Indépendance et professionnalisme,
des défis majeurs pour la presse dite « libre »

La presse syrienne libre commence à exister en utilisant principalement les réseaux sociaux sur internet. Ce secteur a attiré beaucoup de jeunes syriens qui sont devenus correspondants des médias locaux et arabes, l’entrée en Syrie étant devenue difficile et dangereuse pour les journalistes professionnels. Les journalistes font chaque jour face au danger. Ils sont des cibles d’attaques et peuvent être enlevés et tués par les groupes terroristes et par les Shabiha, la milice proche de Bachar Al Assad.

Selon l’organisme Reporters sans frontières, la Syrie est le pays le plus dangereux au monde pour les journalistes, car pendant ces quatre dernières années, 469 journalistes ont été tués en Syrie selon le réseau syrien des droits de l’Homme. Parmi eux, 400 ont été tués par les forces du régime de Bachar Al Assad, dont 30 sont morts sous la torture. Enfin, 1030 journalistes ont été kidnappés.

Cependant, ces médias libres nés dans des circonstances extrêmes sont confrontés à des difficultés et à des faiblesses. Même si l’on compte des dizaines de journaux et de magazines en Syrie parmi la presse libre, il est difficile d’avoir une information fiable, car certains d’entre eux sont parfois influencés par leurs sources de financement. Un autre point de faiblesse est le manque d’expérience des journalistes. En effet, malgré une progression remarquable pendant ces 4 dernières années, la plupart d’entre eux n’ont pas de formation spécifique au journalisme.

De ce fait, pour arriver à un niveau de professionnalisme satisfaisant, la presse syrienne libre doit faire des efforts au niveau des formations et de l’indépendance financière pour lui permettre d’échapper à l’influence politique.

Le Centre de Presse Syrien, pour une information indépendante et libre

C’est dans ce contexte que le Centre de Presse Syrien SPC a été fondé en avril 2015 par un groupe de jeunes Syriens.

Le SPC est basé à l’intérieur du territoire syrien. C’est un centre qui défend la liberté d’informer et d’être informé.
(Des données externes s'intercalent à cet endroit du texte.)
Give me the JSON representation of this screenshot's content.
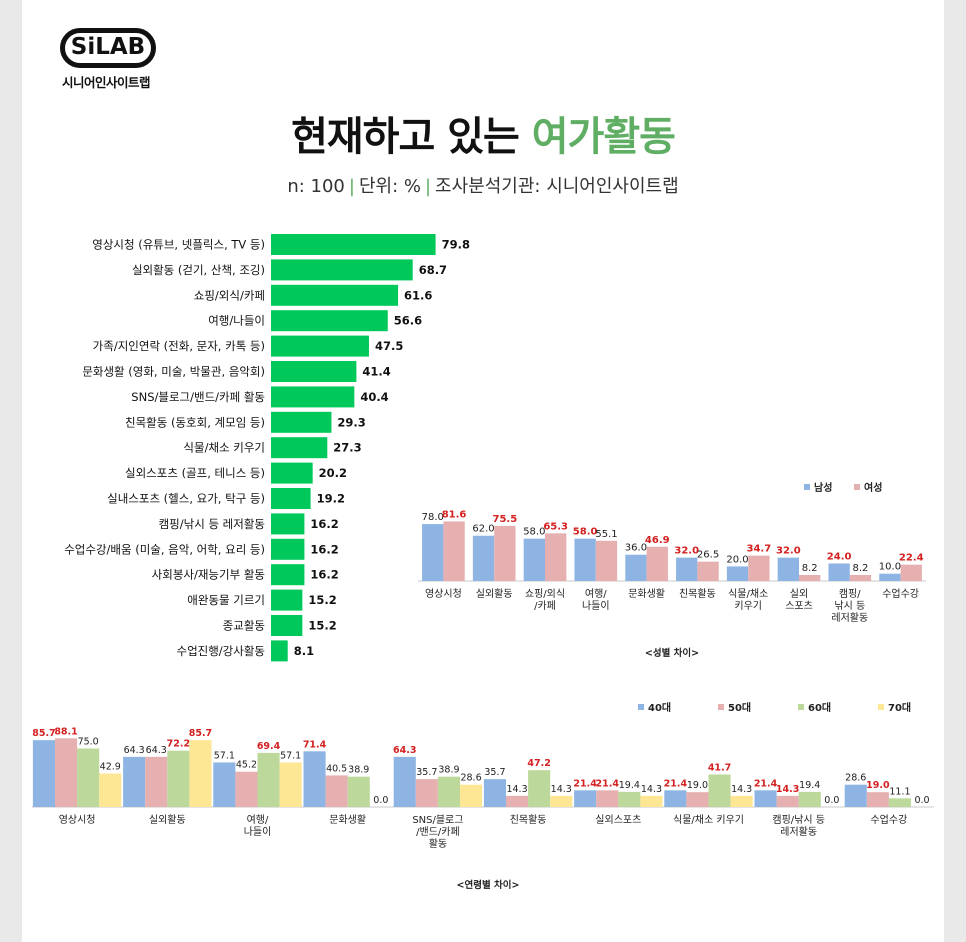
{
  "logo": {
    "badge": "SiLAB",
    "name": "시니어인사이트랩"
  },
  "header": {
    "title_main": "현재하고 있는 ",
    "title_accent": "여가활동",
    "sub_n": "n: 100",
    "sub_unit": "단위: %",
    "sub_org": "조사분석기관: 시니어인사이트랩",
    "separator": "|"
  },
  "colors": {
    "green": "#00c85a",
    "male": "#8eb4e3",
    "female": "#e6b0b0",
    "age40": "#8eb4e3",
    "age50": "#e6b0b0",
    "age60": "#bcd89a",
    "age70": "#fde694",
    "highlight": "#d42020",
    "accent_title": "#5fae64"
  },
  "chart_data": [
    {
      "type": "bar",
      "orientation": "horizontal",
      "categories": [
        "영상시청 (유튜브, 넷플릭스, TV 등)",
        "실외활동 (걷기, 산책, 조깅)",
        "쇼핑/외식/카페",
        "여행/나들이",
        "가족/지인연락 (전화, 문자, 카톡 등)",
        "문화생활 (영화, 미술, 박물관, 음악회)",
        "SNS/블로그/밴드/카페 활동",
        "친목활동 (동호회, 계모임 등)",
        "식물/채소 키우기",
        "실외스포츠 (골프, 테니스 등)",
        "실내스포츠 (헬스, 요가, 탁구 등)",
        "캠핑/낚시 등 레저활동",
        "수업수강/배움 (미술, 음악, 어학, 요리 등)",
        "사회봉사/재능기부 활동",
        "애완동물 기르기",
        "종교활동",
        "수업진행/강사활동"
      ],
      "values": [
        79.8,
        68.7,
        61.6,
        56.6,
        47.5,
        41.4,
        40.4,
        29.3,
        27.3,
        20.2,
        19.2,
        16.2,
        16.2,
        16.2,
        15.2,
        15.2,
        8.1
      ],
      "value_labels": [
        "79.8",
        "68.7",
        "61.6",
        "56.6",
        "47.5",
        "41.4",
        "40.4",
        "29.3",
        "27.3",
        "20.2",
        "19.2",
        "16.2",
        "16.2",
        "16.2",
        "15.2",
        "15.2",
        "8.1"
      ],
      "xlim": [
        0,
        100
      ]
    },
    {
      "type": "bar",
      "title": "<성별 차이>",
      "categories": [
        [
          "영상시청"
        ],
        [
          "실외활동"
        ],
        [
          "쇼핑/외식",
          "/카페"
        ],
        [
          "여행/",
          "나들이"
        ],
        [
          "문화생활"
        ],
        [
          "친목활동"
        ],
        [
          "식물/채소",
          "키우기"
        ],
        [
          "실외",
          "스포츠"
        ],
        [
          "캠핑/",
          "낚시 등",
          "레저활동"
        ],
        [
          "수업수강"
        ]
      ],
      "series": [
        {
          "name": "남성",
          "values": [
            78.0,
            62.0,
            58.0,
            58.0,
            36.0,
            32.0,
            20.0,
            32.0,
            24.0,
            10.0
          ],
          "labels": [
            "78.0",
            "62.0",
            "58.0",
            "58.0",
            "36.0",
            "32.0",
            "20.0",
            "32.0",
            "24.0",
            "10.0"
          ],
          "highlight": [
            false,
            false,
            false,
            true,
            false,
            true,
            false,
            true,
            true,
            false
          ]
        },
        {
          "name": "여성",
          "values": [
            81.6,
            75.5,
            65.3,
            55.1,
            46.9,
            26.5,
            34.7,
            8.2,
            8.2,
            22.4
          ],
          "labels": [
            "81.6",
            "75.5",
            "65.3",
            "55.1",
            "46.9",
            "26.5",
            "34.7",
            "8.2",
            "8.2",
            "22.4"
          ],
          "highlight": [
            true,
            true,
            true,
            false,
            true,
            false,
            true,
            false,
            false,
            true
          ]
        }
      ],
      "legend": "top-right",
      "ylim": [
        0,
        100
      ]
    },
    {
      "type": "bar",
      "title": "<연령별 차이>",
      "categories": [
        [
          "영상시청"
        ],
        [
          "실외활동"
        ],
        [
          "여행/",
          "나들이"
        ],
        [
          "문화생활"
        ],
        [
          "SNS/블로그",
          "/밴드/카페",
          "활동"
        ],
        [
          "친목활동"
        ],
        [
          "실외스포츠"
        ],
        [
          "식물/채소 키우기"
        ],
        [
          "캠핑/낚시 등",
          "레저활동"
        ],
        [
          "수업수강"
        ]
      ],
      "series": [
        {
          "name": "40대",
          "values": [
            85.7,
            64.3,
            57.1,
            71.4,
            64.3,
            35.7,
            21.4,
            21.4,
            21.4,
            28.6
          ],
          "labels": [
            "85.7",
            "64.3",
            "57.1",
            "71.4",
            "64.3",
            "35.7",
            "21.4",
            "21.4",
            "21.4",
            "28.6"
          ],
          "highlight": [
            true,
            false,
            false,
            true,
            true,
            false,
            true,
            true,
            true,
            false
          ]
        },
        {
          "name": "50대",
          "values": [
            88.1,
            64.3,
            45.2,
            40.5,
            35.7,
            14.3,
            21.4,
            19.0,
            14.3,
            19.0
          ],
          "labels": [
            "88.1",
            "64.3",
            "45.2",
            "40.5",
            "35.7",
            "14.3",
            "21.4",
            "19.0",
            "14.3",
            "19.0"
          ],
          "highlight": [
            true,
            false,
            false,
            false,
            false,
            false,
            true,
            false,
            true,
            true
          ]
        },
        {
          "name": "60대",
          "values": [
            75.0,
            72.2,
            69.4,
            38.9,
            38.9,
            47.2,
            19.4,
            41.7,
            19.4,
            11.1
          ],
          "labels": [
            "75.0",
            "72.2",
            "69.4",
            "38.9",
            "38.9",
            "47.2",
            "19.4",
            "41.7",
            "19.4",
            "11.1"
          ],
          "highlight": [
            false,
            true,
            true,
            false,
            false,
            true,
            false,
            true,
            false,
            false
          ]
        },
        {
          "name": "70대",
          "values": [
            42.9,
            85.7,
            57.1,
            0.0,
            28.6,
            14.3,
            14.3,
            14.3,
            0.0,
            0.0
          ],
          "labels": [
            "42.9",
            "85.7",
            "57.1",
            "0.0",
            "28.6",
            "14.3",
            "14.3",
            "14.3",
            "0.0",
            "0.0"
          ],
          "highlight": [
            false,
            true,
            false,
            false,
            false,
            false,
            false,
            false,
            false,
            false
          ]
        }
      ],
      "legend": "top-right",
      "ylim": [
        0,
        100
      ]
    }
  ]
}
Il vise à fournir au monde des informations indépendantes sur les événements qui se déroulent en Syrie et à diffuser vidéos et photos de tous les événements qui se produisent là-bas en respectant les normes éthiques et professionnelles les plus élevées.

Le SPC effectue aussi des formations web gratuites pour les jeunes Syriens et Syriennes ainsi que des stages dans le domaine des médias. Il joue un rôle important pour aider à la transformation de la société dans ces zones, car il participe via ses différentes plateformes et sur le terrain à diffuser les principes de la liberté et de la démocratie.

Le groupe du SPC est formé d’une trentaine de personnes, toutes bénévoles, qui assurent depuis six mois le bon fonctionnement du centre avec une grande réussite, ce qui montre qu’ils répondent au besoin de confiance et de crédibilité dans le public. Par exemple, la page Facebook du SCP a environ 800 000 fans et le nombre des visiteurs du site web SCP dépasse parfois les 200 000 par jour.

Cet organe de presse constitue une base importante pour défendre la liberté de la presse et la liberté d’expression dans la Syrie libre et pour diffuser les idées de la démocratie face aux extrémistes de tous bords, religieux comme politiques. Le groupe du SPC porte son rêve avec peu de moyens pour défendre la liberté, l’indépendance et le pluralisme des médias face aux pressions et à la violence auxquelles les journalistes sont soumis sur cette zone de conflit.

 

Ahmad Al Ahmad

Ahmad Al Ahmad

Ahmad Al Ahmad est Directeur du Syrian Press Center.